In a pipeline this might look like:
```python
>>> from sklearn.pipeline import make_pipeline
>>> from spyky.reader import read_spc
>>> from spyky.spikes import DeSpike

>>> s, w, n = read_spc(r"/home/arle/MSC/Code/spectra_bin/")

>>> pipe = make_pipeline(DeSpike(window=5, threshold=6))
>>> pipe.fit(s)
>>> corrected = pipe.transform(s)
>>> print(corrected)
[[  802.75   721.     776.   ... 22819.   22517.   22982.  ]
 [  811.     731.     783.   ... 22947.   22662.   23119.6 ]
 [  796.5    724.     770.   ... 22575.   22275.   22719.6 ]]

```
Use ```"despike__window"``` and ```"despike__threshold``` to test different values through ```param_grid``` in ```GridSearchCV```

Sometimes it can happen that the algorithm fasly identifies steep sections of the normal spectra as spikes.

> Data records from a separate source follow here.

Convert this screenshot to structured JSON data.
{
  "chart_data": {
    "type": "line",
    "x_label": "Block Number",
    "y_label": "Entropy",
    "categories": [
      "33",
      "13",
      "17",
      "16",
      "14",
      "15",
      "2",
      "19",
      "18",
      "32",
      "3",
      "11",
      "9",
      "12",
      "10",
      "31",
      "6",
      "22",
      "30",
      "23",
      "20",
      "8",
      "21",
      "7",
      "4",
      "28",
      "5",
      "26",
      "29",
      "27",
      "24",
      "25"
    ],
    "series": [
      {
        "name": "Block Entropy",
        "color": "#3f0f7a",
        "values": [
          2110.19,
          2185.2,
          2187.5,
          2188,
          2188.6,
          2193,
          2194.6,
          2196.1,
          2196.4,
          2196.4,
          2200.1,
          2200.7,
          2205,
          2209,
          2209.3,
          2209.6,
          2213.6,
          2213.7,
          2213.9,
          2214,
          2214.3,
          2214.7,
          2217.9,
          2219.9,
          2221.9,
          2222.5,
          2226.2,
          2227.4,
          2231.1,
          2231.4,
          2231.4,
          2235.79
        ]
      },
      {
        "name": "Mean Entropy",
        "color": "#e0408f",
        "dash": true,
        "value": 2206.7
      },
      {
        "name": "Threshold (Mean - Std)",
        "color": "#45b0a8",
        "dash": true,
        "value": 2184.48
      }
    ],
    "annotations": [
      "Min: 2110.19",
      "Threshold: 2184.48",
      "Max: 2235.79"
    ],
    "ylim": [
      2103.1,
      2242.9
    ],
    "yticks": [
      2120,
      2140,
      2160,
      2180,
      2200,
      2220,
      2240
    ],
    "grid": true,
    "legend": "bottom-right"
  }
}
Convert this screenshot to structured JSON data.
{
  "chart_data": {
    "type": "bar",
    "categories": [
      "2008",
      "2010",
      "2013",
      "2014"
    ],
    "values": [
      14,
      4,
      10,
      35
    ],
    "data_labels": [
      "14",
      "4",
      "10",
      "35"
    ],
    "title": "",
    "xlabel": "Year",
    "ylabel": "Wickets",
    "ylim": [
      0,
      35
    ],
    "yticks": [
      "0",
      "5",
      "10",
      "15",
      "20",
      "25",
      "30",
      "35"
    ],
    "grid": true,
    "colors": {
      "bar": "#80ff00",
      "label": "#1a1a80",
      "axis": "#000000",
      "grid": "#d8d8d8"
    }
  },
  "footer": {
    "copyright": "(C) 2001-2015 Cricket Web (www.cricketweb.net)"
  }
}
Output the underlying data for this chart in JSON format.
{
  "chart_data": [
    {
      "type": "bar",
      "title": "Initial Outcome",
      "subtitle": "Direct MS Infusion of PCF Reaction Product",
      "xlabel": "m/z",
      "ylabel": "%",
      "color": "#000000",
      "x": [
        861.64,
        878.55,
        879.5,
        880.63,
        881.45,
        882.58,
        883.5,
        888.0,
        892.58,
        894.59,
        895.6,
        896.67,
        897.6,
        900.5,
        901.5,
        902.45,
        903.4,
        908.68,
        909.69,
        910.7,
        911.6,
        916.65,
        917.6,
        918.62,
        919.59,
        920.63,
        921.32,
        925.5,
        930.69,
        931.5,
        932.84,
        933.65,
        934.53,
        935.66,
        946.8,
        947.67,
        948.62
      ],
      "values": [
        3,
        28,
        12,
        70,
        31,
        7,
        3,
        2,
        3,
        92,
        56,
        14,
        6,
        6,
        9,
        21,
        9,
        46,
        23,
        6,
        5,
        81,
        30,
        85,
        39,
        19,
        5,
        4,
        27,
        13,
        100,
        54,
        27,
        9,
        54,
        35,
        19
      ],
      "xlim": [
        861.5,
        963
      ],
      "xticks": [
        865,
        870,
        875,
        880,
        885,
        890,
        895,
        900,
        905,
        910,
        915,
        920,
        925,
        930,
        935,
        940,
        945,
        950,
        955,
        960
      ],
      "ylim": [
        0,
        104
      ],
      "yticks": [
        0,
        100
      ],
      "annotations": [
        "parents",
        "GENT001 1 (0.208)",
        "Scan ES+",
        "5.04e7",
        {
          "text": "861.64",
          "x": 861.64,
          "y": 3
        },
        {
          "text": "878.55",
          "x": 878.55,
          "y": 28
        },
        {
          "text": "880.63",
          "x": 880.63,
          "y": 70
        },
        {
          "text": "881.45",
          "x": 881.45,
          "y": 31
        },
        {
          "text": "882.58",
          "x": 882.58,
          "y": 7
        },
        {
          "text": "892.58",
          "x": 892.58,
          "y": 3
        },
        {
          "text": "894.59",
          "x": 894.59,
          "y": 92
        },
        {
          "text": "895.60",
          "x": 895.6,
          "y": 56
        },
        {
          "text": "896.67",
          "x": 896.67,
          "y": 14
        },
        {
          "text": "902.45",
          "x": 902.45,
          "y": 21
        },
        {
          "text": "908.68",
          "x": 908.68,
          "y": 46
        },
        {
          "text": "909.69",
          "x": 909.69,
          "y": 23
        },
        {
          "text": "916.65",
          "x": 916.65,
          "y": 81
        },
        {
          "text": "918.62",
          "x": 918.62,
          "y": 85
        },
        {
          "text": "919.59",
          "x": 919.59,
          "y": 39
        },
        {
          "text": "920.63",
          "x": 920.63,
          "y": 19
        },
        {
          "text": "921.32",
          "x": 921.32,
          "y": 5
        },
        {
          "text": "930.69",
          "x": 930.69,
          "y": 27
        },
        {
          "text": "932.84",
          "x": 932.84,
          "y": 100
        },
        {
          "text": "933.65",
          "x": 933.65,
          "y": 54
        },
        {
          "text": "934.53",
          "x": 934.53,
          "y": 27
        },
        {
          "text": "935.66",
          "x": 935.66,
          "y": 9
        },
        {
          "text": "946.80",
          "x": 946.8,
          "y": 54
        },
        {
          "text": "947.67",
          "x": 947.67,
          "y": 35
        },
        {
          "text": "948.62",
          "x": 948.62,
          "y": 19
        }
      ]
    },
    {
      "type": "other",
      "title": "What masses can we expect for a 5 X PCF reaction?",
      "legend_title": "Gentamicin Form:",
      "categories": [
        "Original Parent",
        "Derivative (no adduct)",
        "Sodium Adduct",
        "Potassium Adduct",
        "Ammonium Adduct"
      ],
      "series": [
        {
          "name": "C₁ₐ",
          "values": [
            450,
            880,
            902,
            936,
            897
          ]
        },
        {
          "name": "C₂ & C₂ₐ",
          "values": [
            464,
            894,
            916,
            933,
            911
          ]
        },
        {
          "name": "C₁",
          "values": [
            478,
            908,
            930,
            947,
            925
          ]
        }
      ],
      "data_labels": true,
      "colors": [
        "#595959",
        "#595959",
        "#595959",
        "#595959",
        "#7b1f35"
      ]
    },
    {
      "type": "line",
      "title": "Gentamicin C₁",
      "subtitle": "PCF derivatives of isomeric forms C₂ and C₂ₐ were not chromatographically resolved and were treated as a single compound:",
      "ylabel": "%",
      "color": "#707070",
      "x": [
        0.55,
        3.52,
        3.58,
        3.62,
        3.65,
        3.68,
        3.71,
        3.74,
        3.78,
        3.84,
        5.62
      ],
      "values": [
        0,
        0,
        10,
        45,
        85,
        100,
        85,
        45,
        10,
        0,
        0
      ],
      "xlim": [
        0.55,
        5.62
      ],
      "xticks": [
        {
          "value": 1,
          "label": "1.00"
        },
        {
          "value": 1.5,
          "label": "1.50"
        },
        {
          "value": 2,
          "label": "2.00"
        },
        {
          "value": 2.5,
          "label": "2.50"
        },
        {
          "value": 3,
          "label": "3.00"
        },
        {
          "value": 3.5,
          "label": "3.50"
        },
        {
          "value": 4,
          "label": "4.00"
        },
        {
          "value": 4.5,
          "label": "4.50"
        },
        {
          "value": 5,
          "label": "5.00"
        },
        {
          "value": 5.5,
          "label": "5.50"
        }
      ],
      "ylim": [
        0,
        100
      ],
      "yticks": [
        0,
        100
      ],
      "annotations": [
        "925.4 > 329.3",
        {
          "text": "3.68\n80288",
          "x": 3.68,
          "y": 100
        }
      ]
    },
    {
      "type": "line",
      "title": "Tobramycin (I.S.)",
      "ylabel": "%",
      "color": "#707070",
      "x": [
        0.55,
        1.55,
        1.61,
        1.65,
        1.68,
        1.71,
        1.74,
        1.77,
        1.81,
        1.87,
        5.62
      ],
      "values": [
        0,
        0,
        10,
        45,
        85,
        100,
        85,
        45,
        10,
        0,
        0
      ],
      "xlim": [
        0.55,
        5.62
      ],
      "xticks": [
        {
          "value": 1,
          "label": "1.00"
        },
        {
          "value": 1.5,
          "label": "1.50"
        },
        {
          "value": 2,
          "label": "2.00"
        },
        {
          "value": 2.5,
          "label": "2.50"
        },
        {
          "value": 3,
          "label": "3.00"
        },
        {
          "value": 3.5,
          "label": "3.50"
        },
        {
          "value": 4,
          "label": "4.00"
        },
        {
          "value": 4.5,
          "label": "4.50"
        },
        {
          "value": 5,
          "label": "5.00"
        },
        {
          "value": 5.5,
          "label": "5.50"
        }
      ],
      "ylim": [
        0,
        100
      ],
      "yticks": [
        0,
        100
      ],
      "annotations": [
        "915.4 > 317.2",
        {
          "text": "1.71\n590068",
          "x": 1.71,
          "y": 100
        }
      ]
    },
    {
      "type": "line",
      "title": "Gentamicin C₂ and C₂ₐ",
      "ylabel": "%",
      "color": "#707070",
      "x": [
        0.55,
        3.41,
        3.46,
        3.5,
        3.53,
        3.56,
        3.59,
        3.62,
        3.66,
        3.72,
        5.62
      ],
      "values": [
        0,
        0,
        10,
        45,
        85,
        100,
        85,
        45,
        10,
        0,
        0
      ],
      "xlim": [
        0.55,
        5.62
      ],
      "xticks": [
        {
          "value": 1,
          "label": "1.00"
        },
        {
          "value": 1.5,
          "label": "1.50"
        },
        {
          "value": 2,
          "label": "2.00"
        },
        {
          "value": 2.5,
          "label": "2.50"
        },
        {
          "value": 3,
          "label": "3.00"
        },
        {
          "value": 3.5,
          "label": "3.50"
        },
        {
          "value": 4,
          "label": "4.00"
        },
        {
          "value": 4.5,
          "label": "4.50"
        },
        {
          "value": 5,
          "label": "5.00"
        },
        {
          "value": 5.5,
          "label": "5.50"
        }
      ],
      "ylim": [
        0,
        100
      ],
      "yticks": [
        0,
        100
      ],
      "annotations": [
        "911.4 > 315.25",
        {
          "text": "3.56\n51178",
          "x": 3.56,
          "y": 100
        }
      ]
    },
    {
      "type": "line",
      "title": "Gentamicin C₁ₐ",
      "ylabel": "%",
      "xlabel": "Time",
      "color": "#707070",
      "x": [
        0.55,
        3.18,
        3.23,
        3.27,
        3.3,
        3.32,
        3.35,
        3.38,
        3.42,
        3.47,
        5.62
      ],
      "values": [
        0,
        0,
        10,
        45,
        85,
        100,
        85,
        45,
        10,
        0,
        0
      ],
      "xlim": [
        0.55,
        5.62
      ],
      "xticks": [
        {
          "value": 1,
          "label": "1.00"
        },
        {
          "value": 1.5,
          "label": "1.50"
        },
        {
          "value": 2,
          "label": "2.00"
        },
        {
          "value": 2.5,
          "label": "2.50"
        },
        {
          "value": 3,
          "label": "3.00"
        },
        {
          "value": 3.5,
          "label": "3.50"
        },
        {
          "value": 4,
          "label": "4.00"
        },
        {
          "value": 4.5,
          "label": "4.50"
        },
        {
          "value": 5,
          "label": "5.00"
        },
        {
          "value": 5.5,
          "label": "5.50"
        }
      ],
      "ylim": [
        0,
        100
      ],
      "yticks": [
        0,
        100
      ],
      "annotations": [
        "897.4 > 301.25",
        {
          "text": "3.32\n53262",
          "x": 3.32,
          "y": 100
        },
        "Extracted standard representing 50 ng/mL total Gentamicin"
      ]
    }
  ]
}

If this happens you can use the ```ignore``` and ```ignore_ref``` to supply an array containing the wavelengths you want to be ignored. The index of the wavenumber array will be used, if you do not supply ```ignore_ref```. Please note your input to ```ignore``` must match that of ```ignore_ref``` this is easiest to achieve through the use of a mask. Below you can see an example. 

```python
wcut = (w > 500) & (w < 1000)
spiky = DeSpike(threshold=3.3, ignore=w[wcut], ignore_ref=w)
```


# References
[1] D. A. Whitaker and K. Hayes, "A simple algorithm for despiking Raman spectra," Chemometrics and Intelligent Laboratory Systems, vol. 179, pp. 82-84, Aug. 2018, doi: 10.1016/j.chemolab.2018.06.009.